Reducing the Biases in False Correlations Between Discrete Characters

The correlation between two characters is often interpreted as evidence that there exists a significant and biologically important relationship between them. However, Maddison and FitzJohn (in The unsolved challenge to phylogenetic correlation tests for categorical characters. Syst. Biol. 2015;64:127-136) recently pointed out that evidence of correlated evolution between two categorical characters is often spurious, particularly, when the dependent relationship stems from a single replicate deep in time. Here we will show that there may, in fact, be a statistical solution to the problem posed by Maddison and FitzJohn naturally embedded within the expanded model space afforded by the hidden Markov model (HMM) framework.
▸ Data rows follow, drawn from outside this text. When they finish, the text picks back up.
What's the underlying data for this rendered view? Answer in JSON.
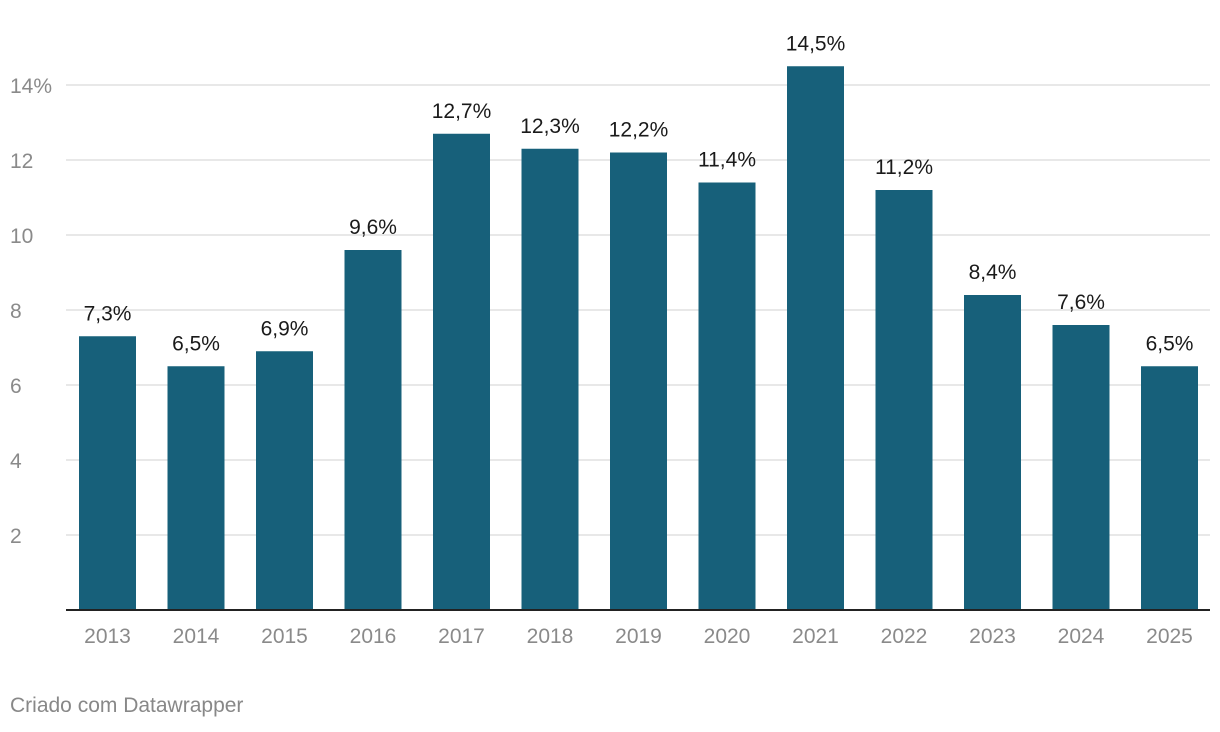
{
  "chart_data": {
    "type": "bar",
    "categories": [
      "2013",
      "2014",
      "2015",
      "2016",
      "2017",
      "2018",
      "2019",
      "2020",
      "2021",
      "2022",
      "2023",
      "2024",
      "2025"
    ],
    "values": [
      7.3,
      6.5,
      6.9,
      9.6,
      12.7,
      12.3,
      12.2,
      11.4,
      14.5,
      11.2,
      8.4,
      7.6,
      6.5
    ],
    "data_labels": [
      "7,3%",
      "6,5%",
      "6,9%",
      "9,6%",
      "12,7%",
      "12,3%",
      "12,2%",
      "11,4%",
      "14,5%",
      "11,2%",
      "8,4%",
      "7,6%",
      "6,5%"
    ],
    "y_ticks": [
      2,
      4,
      6,
      8,
      10,
      12,
      14
    ],
    "y_tick_labels": [
      "2",
      "4",
      "6",
      "8",
      "10",
      "12",
      "14%"
    ],
    "ylim": [
      0,
      14.5
    ],
    "grid": true,
    "bar_color": "#17607a",
    "gridline_color": "#e0e0e0",
    "baseline_color": "#222222",
    "tick_label_color": "#8a8a8a",
    "data_label_color": "#1a1a1a"
  },
  "footer": {
    "credit": "Criado com Datawrapper"
  }
}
We demonstrate that the problem of single unreplicated evolutionary events manifests itself as rate heterogeneity within our models and that this is the source of the false correlation. Therefore, we argue that this problem is better understood as model misspecification rather than a failure of comparative methods to account for phylogenetic pseudoreplication. We utilize HMMs to develop a multirate independent model which, when implemented, drastically reduces support for correlation. The problem itself extends beyond categorical character evolution, but we believe that the practical solution presented here may lend itself to future extensions in other areas of comparative biology. [Macroevolution; model adequacy; phylogenetic comparative methods; rate heterogeneity].

Automated summary

The correlation between two categorical characters is often spurious, especially when it is based on a single replicate deep in time. This problem of false correlation can be solved by using the hidden Markov model (HMM) framework, which includes a statistical solution to the issue of single unreplicated evolutionary events. By developing a multirate independent model within the HMM framework, support for correlation can be drastically reduced, providing a practical solution for model misspecification and improving comparative methods in biology.